Arquus a d’emblée marqué son intérêt pour le futur véhicule blindé d’aide à l’engagement (VBAE), successeur du VBL.  Embrayé au niveau européen, VBAE est pour l’instant alimenté grâce au projet FAMOUS 1, dans lequel Arquus est partie prenante. FAMOUS 2 en fin d’année au niveau FEDef. VBAE sera lancé en parallèle, potentiellement en lien avec la Belgique « et peut-être même avec le Luxembourg ». Mais il faudra encore attendre quelques années avant la publication d’un appel d’offres.

Côté export, il s’agira de s’implanter davantage en Europe pour diminuer la dépendance envers les clients moyen-orientaux et africains et se réorienter vers un équilibre 50/50 entre le grand export et le marché européen. Ici aussi, Arquus poursuit plusieurs pistes. En République tchèque, en Estonie et en Suède premièrement, mais aussi en Grèce, intéressée par le VT4 et le camion tactique VLRA, et en Roumanie, débouché potentiel pour le véhicule 4×4 Sherpa. Ces pays « sont les plus accessibles et les plus ouverts à des partenariats industriels », indique le PDG d’Arquus.
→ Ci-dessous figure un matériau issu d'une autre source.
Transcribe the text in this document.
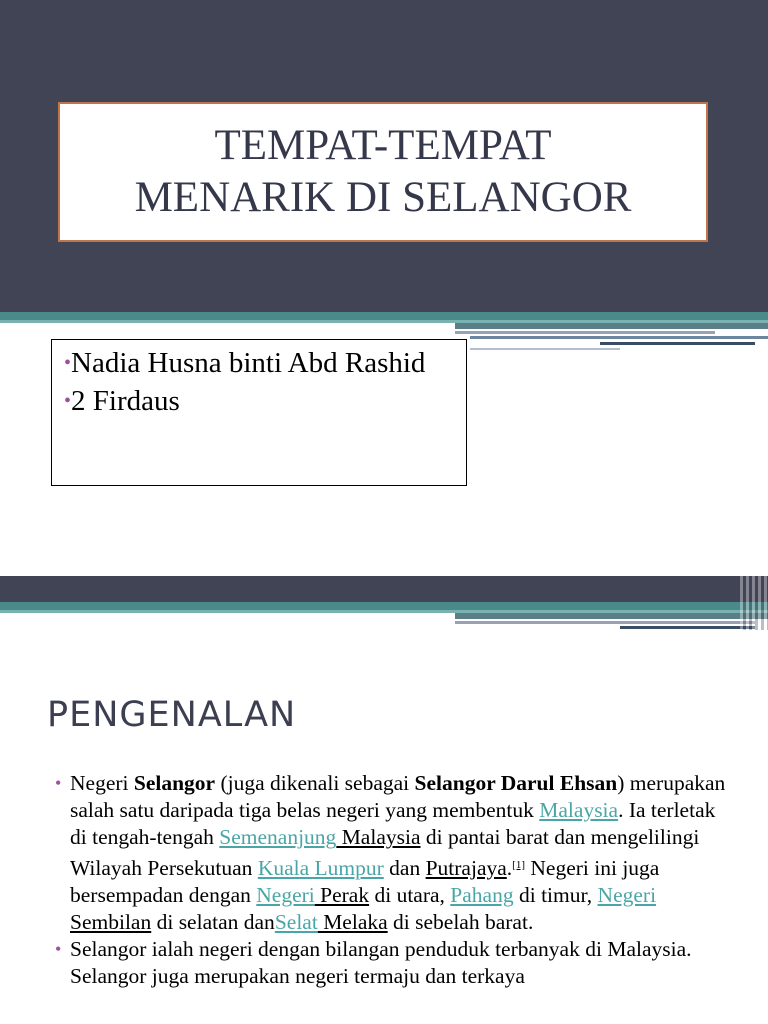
TEMPAT-TEMPAT
MENARIK DI SELANGOR
•Nadia Husna binti Abd Rashid
•2 Firdaus
PENGENALAN
• Negeri Selangor (juga dikenali sebagai Selangor Darul Ehsan) merupakan salah satu daripada tiga belas negeri yang membentuk Malaysia. Ia terletak di tengah-tengah Semenanjung Malaysia di pantai barat dan mengelilingi Wilayah Persekutuan Kuala Lumpur dan Putrajaya.[1] Negeri ini juga bersempadan dengan Negeri Perak di utara, Pahang di timur, Negeri Sembilan di selatan danSelat Melaka di sebelah barat.
• Selangor ialah negeri dengan bilangan penduduk terbanyak di Malaysia. Selangor juga merupakan negeri termaju dan terkaya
Pas question, cependant, de se détourner des marchés historiques. Le Maroc, par exemple, est dans le collimateur, cette fois dans le domaine des camions. La nouvelle division Hornet, enfin, continue de faire évoluer sa gamme de TTOP avec « des versions de lutte anti-drones ». Une première commande à l’international pourrait être actée cette année ou en 2023.